Labour’s shadow secretary for climate change and net zero, Ed Miliband, said a decade of “failed” Conservative energy policy had caused the impending crisis.

“Their decision to effectively block planning permission for onshore wind since 2015 has cheated Britain out of one of the cheapest sources of power, made us more dependent on gas and added significant costs to family’s bills,” Mr Miliband said.

“So too has their failure to deliver a proper home insulation programme, which could have cut emissions and bills.”

David Cameron, then prime minister, reportedly said in 2013 that he wanted to cut the “green crap” in order to save money. Two years later, he blocked onshore windfarm projects from applying for public subsidies, pledging to “rid” the countryside of the “unsightly” structures.

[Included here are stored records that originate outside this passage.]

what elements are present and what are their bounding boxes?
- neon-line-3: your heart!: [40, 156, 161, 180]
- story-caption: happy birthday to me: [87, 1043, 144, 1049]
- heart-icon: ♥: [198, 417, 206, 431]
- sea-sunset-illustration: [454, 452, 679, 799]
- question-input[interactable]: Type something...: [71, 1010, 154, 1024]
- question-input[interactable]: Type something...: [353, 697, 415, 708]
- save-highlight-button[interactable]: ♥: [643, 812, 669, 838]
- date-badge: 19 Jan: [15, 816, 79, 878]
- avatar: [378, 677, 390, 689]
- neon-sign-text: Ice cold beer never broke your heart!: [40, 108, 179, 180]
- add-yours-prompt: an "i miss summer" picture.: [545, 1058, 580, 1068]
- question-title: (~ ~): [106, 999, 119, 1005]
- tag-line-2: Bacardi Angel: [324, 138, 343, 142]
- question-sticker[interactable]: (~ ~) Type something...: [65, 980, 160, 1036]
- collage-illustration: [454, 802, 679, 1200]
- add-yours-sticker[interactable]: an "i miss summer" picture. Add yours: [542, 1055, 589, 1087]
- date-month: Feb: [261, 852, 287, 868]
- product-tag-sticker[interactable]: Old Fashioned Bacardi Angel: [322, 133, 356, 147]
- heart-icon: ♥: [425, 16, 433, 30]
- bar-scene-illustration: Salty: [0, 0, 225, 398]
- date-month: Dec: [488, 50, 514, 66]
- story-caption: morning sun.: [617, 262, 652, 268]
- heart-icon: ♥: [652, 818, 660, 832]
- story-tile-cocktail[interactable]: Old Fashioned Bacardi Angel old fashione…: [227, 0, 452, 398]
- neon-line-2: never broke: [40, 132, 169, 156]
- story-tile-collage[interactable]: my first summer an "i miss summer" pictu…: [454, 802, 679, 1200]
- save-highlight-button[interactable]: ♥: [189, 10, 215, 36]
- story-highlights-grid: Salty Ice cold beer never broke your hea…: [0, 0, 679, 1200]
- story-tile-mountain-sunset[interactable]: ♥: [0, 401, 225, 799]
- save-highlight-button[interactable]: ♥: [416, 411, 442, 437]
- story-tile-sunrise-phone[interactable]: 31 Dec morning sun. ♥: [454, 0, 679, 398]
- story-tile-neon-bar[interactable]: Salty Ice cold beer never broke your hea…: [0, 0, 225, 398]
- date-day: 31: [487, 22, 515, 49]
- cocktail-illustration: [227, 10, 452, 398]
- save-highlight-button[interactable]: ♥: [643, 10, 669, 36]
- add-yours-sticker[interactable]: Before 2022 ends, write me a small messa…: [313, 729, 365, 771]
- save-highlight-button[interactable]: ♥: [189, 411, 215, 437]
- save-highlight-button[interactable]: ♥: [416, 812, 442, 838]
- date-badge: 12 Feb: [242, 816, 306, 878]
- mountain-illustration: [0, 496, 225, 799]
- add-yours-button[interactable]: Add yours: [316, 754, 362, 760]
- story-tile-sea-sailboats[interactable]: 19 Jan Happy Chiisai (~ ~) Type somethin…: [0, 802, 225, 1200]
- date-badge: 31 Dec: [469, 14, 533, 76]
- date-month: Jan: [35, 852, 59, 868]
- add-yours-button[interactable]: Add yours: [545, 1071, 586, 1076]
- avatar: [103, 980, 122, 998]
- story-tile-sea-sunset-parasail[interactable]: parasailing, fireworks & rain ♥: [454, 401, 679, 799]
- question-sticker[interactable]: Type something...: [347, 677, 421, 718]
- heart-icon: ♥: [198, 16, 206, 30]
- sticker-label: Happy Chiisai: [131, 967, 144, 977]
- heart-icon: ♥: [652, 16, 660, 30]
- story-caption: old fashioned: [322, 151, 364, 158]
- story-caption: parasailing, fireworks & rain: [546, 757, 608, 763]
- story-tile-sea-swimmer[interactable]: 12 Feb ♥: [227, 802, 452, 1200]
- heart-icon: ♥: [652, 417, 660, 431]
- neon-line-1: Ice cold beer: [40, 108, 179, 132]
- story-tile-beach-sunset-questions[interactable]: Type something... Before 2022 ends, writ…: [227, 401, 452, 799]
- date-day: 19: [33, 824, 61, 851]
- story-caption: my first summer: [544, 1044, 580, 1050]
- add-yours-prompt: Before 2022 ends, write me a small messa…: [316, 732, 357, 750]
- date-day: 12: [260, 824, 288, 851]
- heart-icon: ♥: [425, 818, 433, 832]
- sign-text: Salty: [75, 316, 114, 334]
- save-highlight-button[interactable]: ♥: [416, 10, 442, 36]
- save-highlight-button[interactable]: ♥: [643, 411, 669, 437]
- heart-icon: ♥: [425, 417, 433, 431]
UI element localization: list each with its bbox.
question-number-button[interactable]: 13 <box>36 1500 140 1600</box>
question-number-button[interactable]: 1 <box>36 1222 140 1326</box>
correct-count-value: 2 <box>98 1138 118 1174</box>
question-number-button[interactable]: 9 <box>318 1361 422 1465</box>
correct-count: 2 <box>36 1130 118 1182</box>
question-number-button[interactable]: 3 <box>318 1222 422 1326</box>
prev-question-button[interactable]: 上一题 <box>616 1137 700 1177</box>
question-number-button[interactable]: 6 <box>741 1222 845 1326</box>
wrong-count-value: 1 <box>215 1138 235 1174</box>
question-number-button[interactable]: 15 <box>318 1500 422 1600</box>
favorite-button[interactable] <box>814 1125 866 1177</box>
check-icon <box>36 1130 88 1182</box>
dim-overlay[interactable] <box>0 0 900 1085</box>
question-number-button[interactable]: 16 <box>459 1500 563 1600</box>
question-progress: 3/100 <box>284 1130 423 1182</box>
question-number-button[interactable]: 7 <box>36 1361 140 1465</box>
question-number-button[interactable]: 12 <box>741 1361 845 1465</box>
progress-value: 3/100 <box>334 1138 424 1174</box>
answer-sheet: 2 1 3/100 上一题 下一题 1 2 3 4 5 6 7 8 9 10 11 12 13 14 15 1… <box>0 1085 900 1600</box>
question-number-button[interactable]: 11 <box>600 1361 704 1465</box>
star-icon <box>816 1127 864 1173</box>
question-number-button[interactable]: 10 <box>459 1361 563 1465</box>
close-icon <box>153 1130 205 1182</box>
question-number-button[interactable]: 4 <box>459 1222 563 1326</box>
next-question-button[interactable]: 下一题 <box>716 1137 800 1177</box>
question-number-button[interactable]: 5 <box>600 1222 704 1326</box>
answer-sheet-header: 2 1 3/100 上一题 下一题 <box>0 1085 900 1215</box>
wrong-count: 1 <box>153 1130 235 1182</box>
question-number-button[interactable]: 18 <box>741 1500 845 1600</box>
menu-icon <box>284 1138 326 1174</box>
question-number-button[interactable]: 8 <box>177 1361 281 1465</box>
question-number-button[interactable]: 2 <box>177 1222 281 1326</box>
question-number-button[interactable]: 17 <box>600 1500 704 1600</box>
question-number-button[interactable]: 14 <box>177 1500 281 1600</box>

Construction of onshore wind — the cheapest form of electricity generation — plunged by 94 per cent by 2019 until the government removed the effective ban in 2020.

If installations had continued at their previous trend, the UK would have around 5 Gigawatts of additional wind energy supply, saving households £1.8bn a year, or £60 each, according to Mr Lord.

For comparison, scrapping VAT on energy bills would save around £1.9bn (£61 per household) while lowering revenues for the Treasury and delivering no reduction in greenhouse gas emissions.

Home insulation also slowed dramatically from 2013 after Mr Cameron’s government ended a successful emissions reduction target and replaced with it with the less ambitious Green Deal and Energy Company Obligation.

If it had continued at its previous pace, households would have saved an estimated £2bn on heating this year, at current prices.

Britain has some of the leakiest and most energy inefficient homes in Europe so insulating homes is seen as one of the most effective ways of cutting emissions and reducing bills. Labour estimates that its insulation plan would save households £400 a year, on average.

“The Green Deal was a fiasco,” said Dr Will McDowall, associate professor at the Energy Institute at University College London.

“If rates of insulation deployment had continued, people’s houses would be much warmer, their bills would be lower and the gas price crisis would be much less acute.

“It’s pretty clear that government made a mistake in cutting those [environmental] policies and not replacing them with something credible.”

Dr McDowall said it was “astonishing” that some critics have attempted to blame renewable energy for this crisis which is “clearly caused” by global gas prices.

“The real slowdown in onshore wind deployment has come at a cost. Onshore wind is cheap. People would have seen lower bills if we had more renewables.”

It comes as official figures showed that the rate of inflation has surged to a 30-year high, fuelled by rising gas prices. Real wages are now falling and a person on an average income of £30,000 will see a £1,660 hit to their disposable income this year thanks to tax hikes and price rises, according to the Institute for Fiscal Studies.

The Joseph Rowntree Foundation warned this week that low-income single-adult families face paying more than half of their incomes after housing costs on energy from April.

Minsters are currently considering ways to lessen the burden, with growing pressure from the Tory back benches to scrap a planned 2.5 percentage point increase in National Insurance Contributions that will cut the incomes of millions of workers.

Energy suppliers and the Labour Party are calling on the chancellor to temporarily scrap VAT on energy bills, a move which would cut bills by around £60 a year at current prices.

The government has indicated it favours measures more targeted at those in fuel poverty and on low incomes such as an increase in the Warm Home Discount.

The scheme currently offers a one-off £140 discount on energy bills for households receiving pension credit and some low-income working-age households.